De là, ils prirent la direction de l'ouest.
Le continent du sud offrait de douces plaines à l'est, tandis que d'imposantes montagnes s'alignaient à l'ouest.
Le groupe d'Arios s'enfonça dans les montagnes, visant leurs profondeurs.
« Ah, c'est vraiment insupportable. »
C'était une terre inexplorée, il n'y avait que des sentiers d'animaux.
La végétation poussait en désordre, barrant la route comme pour les narguer.
Ils avançaient en écartant les fourrés, mais leur vitesse n'augmentait pas du tout.
Exaspérée par la situation, Rin laissa échapper une plainte.
« Les lianes s'enroulent autour de moi, il y a plein d'insectes... Haa, je veux prendre un bain. »
« Rin, le caprice ne convient pas. Nous portons une noble mission et sommes en plein voyage. »
Mina la réprimanda, mais Rin se contenta de répondre « oui oui » de manière désinvolte, sans le moindre signe de remords.
Cela dit, c'était là leur quotidien habituel, alors Arios et les autres n'y prêtèrent pas attention.
Le seul à se soucier de l'attitude de Rin était l'aventurier qui marchait en tête.
« Qu'est-ce qui lui prend ? »
Arios, remarquant que l'aventurier jetait des coups d'œil répétés vers Rin, lui adressa la parole.

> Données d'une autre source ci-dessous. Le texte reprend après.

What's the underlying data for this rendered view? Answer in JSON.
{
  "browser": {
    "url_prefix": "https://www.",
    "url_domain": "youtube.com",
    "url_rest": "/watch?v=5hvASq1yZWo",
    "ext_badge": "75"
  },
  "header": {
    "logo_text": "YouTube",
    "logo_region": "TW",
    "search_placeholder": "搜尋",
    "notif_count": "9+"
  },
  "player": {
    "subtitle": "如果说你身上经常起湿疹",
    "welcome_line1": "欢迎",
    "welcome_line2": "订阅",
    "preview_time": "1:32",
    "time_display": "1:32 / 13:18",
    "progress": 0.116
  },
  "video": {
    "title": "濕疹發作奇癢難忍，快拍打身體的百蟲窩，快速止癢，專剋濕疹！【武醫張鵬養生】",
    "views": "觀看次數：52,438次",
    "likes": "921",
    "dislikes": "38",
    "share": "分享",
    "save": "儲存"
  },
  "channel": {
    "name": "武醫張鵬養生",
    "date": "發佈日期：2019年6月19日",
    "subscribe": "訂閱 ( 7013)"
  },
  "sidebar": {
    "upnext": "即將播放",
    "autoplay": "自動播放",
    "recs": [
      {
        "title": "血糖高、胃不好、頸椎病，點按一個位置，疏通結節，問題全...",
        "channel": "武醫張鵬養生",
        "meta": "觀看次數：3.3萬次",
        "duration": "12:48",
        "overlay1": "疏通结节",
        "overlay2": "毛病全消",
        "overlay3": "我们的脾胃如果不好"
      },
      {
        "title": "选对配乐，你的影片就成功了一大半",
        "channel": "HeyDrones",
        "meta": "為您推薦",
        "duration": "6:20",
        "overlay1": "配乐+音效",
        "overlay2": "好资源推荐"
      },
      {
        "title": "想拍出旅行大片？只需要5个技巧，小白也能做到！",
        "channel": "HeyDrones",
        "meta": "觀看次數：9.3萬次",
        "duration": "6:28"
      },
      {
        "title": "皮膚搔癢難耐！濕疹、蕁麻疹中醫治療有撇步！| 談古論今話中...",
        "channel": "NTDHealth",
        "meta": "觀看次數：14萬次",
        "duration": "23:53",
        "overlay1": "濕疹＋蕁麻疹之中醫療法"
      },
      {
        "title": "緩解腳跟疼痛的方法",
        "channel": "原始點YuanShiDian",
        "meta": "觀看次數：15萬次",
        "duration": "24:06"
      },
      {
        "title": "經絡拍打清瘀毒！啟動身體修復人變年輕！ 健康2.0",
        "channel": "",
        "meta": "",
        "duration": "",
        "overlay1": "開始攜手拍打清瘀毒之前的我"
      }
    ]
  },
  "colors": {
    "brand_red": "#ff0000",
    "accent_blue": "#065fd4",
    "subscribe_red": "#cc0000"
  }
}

L'aventurier afficha un sourire forcé pour masquer son embarras.
« Non non, c'est rien. Comment dire... Je me disais que même les héros ont leur côté trivial. »
« Héros ou pas, nous restons humains. Quand on doit s'enfoncer dans des montagnes pareilles, on finit par en avoir marre. »
« C'est vrai. »
« Je compte sur toi. »
« Oui, laissez-moi faire. »
Être sollicité par le groupe du héros, une chance qui ne se présente peut-être qu'une fois dans une vie.
L'homme, gonflé à bloc, marcha en tête avec entrain.
Précisément, il était deuxième.
Le premier était le monstre qu'il contrôlait, un Ours Sanglant.
Comme son nom l'indique, un monstre ours de grande taille.
Une créature de rang C, qui régnait en maître sur la montagne.
Cet Ours Sanglant, l'aventurier l'avait apprivoisé.
C'était un Dresseur de Bêtes réputé sur le continent du sud.
Ses capacités étaient exceptionnelles : il pouvait apprivoiser non seulement des animaux, mais aussi des monstres.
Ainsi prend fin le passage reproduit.